The max_in_cpu flag is activated only for training, not for inference.

andre-bauer commented 1 year ago

That means if I have 300G of ram for a 301G model there is no way to offload only the 1G of params to nvme in inference 🤔 ? I have to offload the full 301G 😱 ?

tjruwase commented 1 year ago

@andre-bauer, unfortunately, you are correct. For inference, we currently don't support splitting the offload over dram and nvme. In theory, max_in_cpu could be ported over to the inference code path, but we just have not had the bandwidth to do so :(.

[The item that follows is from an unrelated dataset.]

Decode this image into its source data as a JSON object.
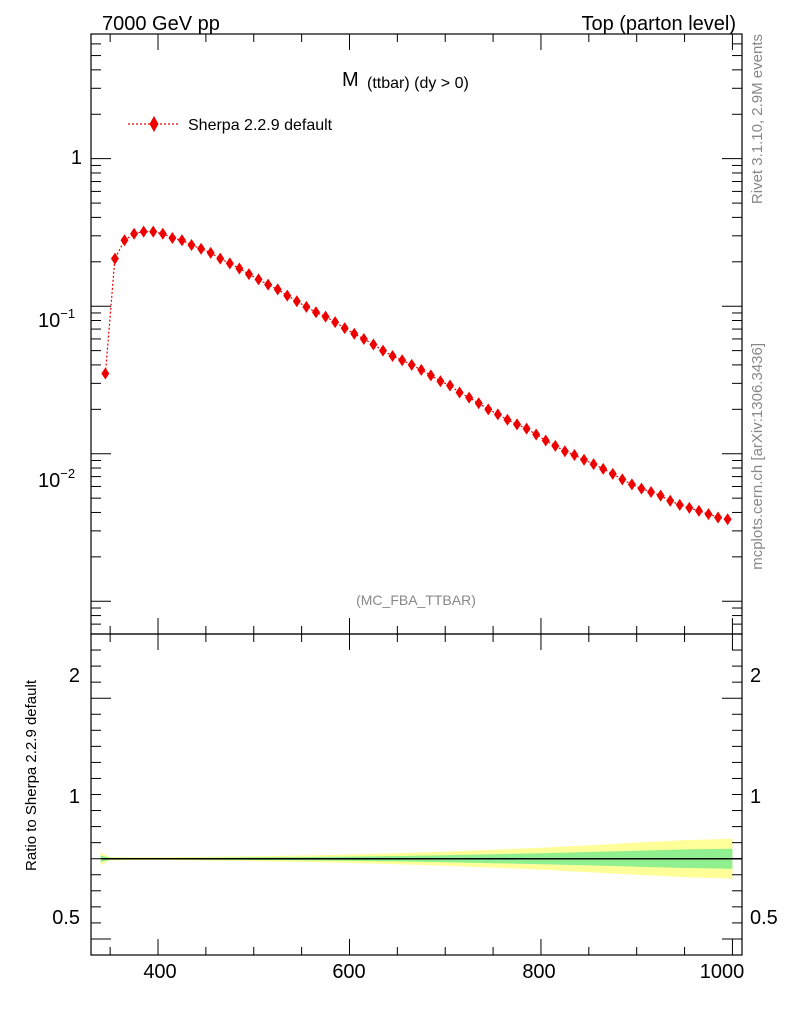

An alternative would be to partially offload 300G to dram, while keeping 1G in HBM. You do this by combining model_persistence_threshold and param_persistence_threshold. You should set model_persistence_threshold to model partition size to pin in HBM (e.g., 1e9) and set param_persistence_threshold greater than the largest layer size (e.g., 2e8 for opt-66b).

mimiliaogo commented 1 week ago

@tjruwase Hi, I'm a new developer here. I'm interested in contributing to this issue. Is this feature still needed and do you think this will be a good first issue? Thanks

tjruwase commented 1 week ago

@mimiliaogo, yes this would be a good and useful first issue. Thanks!